カラーと庵野氏は2007年6月、ガイナックスなどとの間で、庵野氏が同社在籍中に手掛けた作品が商品化された場合、収入から一定の割合をカラーに支払うロイヤルティー契約を結びます。
更に14年7月には、カラーが貸し付けた1億円とロイヤルティーを合わせた1億4764万円について、ガイナックスが毎月200万円ずつ返済する契約も結びます。
この返済は20回行われたのですが、16年4月から滞納状態に陥り、1億256万円が未払いになっていました。
ガイナックスは最初から趣味人の集まりで、経営は常に不安定なものだったらしいです。それでも優秀なスタッフの居る内はピンチの度に起死回生の大ヒット作品に恵まれ、難を逃れてきました。
それが次々にスタッフが離れていき、元ガイナックススタッフが作った色んなスタジオが生まれていきます。
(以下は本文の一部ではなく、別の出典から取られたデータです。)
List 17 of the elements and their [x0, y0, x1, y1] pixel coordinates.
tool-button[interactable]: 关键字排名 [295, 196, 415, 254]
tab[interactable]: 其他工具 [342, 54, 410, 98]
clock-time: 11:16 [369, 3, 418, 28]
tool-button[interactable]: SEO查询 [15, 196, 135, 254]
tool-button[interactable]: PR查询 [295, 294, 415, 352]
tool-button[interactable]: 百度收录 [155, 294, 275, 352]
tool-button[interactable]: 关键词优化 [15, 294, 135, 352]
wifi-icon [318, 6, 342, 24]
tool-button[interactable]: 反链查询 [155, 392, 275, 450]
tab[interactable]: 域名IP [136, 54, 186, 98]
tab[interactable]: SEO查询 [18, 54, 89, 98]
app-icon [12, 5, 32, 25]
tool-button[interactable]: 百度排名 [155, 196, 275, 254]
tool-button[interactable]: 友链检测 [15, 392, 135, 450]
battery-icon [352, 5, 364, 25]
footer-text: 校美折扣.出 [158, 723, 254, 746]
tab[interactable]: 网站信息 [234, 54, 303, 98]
ヒット作が出来たおかげで逆にガイナックス自体の屋台骨が揺らいで来たのです。
一番の稼ぎ頭の庵野監督がガイナックスから離れた時点で凋落は決定的なものになってしまっていたのでしょう。その後、グレンラガン、パンストなどを作ったスタッフがトリガーとして独立した時点でガイナックスの命運は尽きてしまいます。
ガイナックスのアニメは2015年の『放課後のプレアデス』を最後にもう作られていません。製作途中と発表されたものはありますけど。
『放課後のプレアデス』はとても質の高い作品で、ガイナックスまだままだやるじゃんと思ったものでしたが……(遠い目)。
経営が順調ならきっと返済金も払えていたはずでしょう。その金額が払えない時点でもうガイナックスの残りライフは0になっていたのだと思われます。
大人の対応としてちゃんとけじめをつけるために庵野監督は動いたと思うのですが、かつてガイナックスのピンチを救った監督が今度は引導を渡す感じになってしまったのは本当に残念ですね。